The mean annotation time of video annotation component exceeded that of ViPER-GT and therefore performed slightly weaker, but had the best completion time. However, annotation strategy and annotator motivation influenced the annotation time greatly and are mainly responsible for the diverging completion times (see Table 1). Especially motion turning points of objects or video segments of no, less or irregular motion patterns usually compromise linear interpolations and therefore reduce the accuracy and usability of straight interpolating techniques.

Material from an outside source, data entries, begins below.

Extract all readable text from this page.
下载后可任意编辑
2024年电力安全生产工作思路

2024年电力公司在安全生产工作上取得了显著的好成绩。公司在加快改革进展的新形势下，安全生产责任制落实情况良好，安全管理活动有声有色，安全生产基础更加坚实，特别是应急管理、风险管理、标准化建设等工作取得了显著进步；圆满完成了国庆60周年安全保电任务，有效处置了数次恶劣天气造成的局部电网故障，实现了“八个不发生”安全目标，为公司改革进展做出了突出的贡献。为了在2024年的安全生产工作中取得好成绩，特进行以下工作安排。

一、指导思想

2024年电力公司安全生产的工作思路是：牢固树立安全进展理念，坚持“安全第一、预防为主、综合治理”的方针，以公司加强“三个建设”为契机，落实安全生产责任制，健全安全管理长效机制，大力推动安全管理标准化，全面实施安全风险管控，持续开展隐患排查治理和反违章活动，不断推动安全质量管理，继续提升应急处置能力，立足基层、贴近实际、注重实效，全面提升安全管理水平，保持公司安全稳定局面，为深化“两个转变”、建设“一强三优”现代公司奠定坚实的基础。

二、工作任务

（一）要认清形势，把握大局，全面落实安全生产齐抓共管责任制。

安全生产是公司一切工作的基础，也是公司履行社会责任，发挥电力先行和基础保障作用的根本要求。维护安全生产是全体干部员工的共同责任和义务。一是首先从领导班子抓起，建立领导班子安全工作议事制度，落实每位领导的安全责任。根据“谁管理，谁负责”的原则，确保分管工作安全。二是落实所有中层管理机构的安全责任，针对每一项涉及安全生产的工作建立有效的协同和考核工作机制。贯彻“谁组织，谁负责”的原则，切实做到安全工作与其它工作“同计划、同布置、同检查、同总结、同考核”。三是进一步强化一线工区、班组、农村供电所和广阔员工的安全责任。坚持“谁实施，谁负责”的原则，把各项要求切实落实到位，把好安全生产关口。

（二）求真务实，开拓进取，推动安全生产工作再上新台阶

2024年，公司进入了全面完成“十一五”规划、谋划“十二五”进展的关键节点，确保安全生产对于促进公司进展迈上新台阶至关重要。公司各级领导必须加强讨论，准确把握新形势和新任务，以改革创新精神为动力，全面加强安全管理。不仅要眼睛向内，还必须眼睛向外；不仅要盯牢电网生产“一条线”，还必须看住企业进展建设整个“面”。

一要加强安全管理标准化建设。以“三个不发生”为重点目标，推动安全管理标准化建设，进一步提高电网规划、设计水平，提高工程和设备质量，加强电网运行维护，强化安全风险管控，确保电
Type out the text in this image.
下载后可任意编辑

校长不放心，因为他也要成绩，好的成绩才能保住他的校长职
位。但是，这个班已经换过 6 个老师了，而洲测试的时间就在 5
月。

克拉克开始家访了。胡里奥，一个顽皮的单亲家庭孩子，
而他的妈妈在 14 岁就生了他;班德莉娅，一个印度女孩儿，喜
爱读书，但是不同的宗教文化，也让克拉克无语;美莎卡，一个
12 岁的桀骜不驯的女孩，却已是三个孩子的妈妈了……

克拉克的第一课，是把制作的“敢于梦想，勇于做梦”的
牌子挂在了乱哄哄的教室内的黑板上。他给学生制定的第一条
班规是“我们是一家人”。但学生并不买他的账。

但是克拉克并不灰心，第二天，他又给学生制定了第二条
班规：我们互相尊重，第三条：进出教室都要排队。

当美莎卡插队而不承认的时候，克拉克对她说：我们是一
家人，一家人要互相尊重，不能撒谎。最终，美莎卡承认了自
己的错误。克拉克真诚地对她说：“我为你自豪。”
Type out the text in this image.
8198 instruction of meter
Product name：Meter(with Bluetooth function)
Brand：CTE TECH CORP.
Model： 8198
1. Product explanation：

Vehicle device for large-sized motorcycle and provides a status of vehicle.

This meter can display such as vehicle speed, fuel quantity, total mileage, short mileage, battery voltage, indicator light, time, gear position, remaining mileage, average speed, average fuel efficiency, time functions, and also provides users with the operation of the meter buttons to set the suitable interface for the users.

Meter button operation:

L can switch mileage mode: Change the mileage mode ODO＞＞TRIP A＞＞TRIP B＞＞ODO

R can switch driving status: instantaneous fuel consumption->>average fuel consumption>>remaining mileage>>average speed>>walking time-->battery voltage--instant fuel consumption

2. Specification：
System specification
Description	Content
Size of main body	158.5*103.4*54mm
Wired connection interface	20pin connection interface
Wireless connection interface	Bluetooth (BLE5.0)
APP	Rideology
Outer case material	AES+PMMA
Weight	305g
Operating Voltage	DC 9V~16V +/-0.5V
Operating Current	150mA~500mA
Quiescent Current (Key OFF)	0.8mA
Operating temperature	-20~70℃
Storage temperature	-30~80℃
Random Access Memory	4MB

Ritter et al. [19] conducted a study that uses the principles of the second component in the interactive part of last years evaluation of TRECVid Instance Search Footnote 4 [3], whereas an instance can be roughly denoted as the occurrence of a specific object in a shot in the video footage. This main task consists in retrieving up to 1.000 shots of given instance within the large archive of 464 hours of the British soap opera BBC East Enders. This comprises 24 different categories each resembling up to four instances that were given by sample pictures together with a segmented binary image, a short text description and a sample clip file. The automated detectors from the authors retrieved 1.000 classified instance candidates for each category. Eight human annotators were given a period with a maximum of 15 min to validate the specific object instances in each category and eliminate false-positives. This work was achieved by using the proposed approach yielding to an average completion time of 11 min per category.

5 Summary and Future Work

We presented two components to speed up the process of object annotation in videos and the validation of large data collections with multiple thousands of previously classified object candidates. Our preliminary evaluations showed the potential usefulness of these approaches. However, larger evaluations with more participants could be helpful to draw more reliable conclusions for the video annotation component. Moreover, the presented framework could benefit from the integration of semi-automated methods for object tracking like block-matching within automatically detected shots. A combination with any well-known object recognition descriptors like SIFT operators within a bag-of-word approach [20] should prove effective in order to retrieve the object from other shots of the video footage. Both components improve the ground truth or the availability of object training samples that could at least be integrated as feedback components into the machine learning workflow from Storz et al. [6] in order to consecutively optimize already trained classifiers.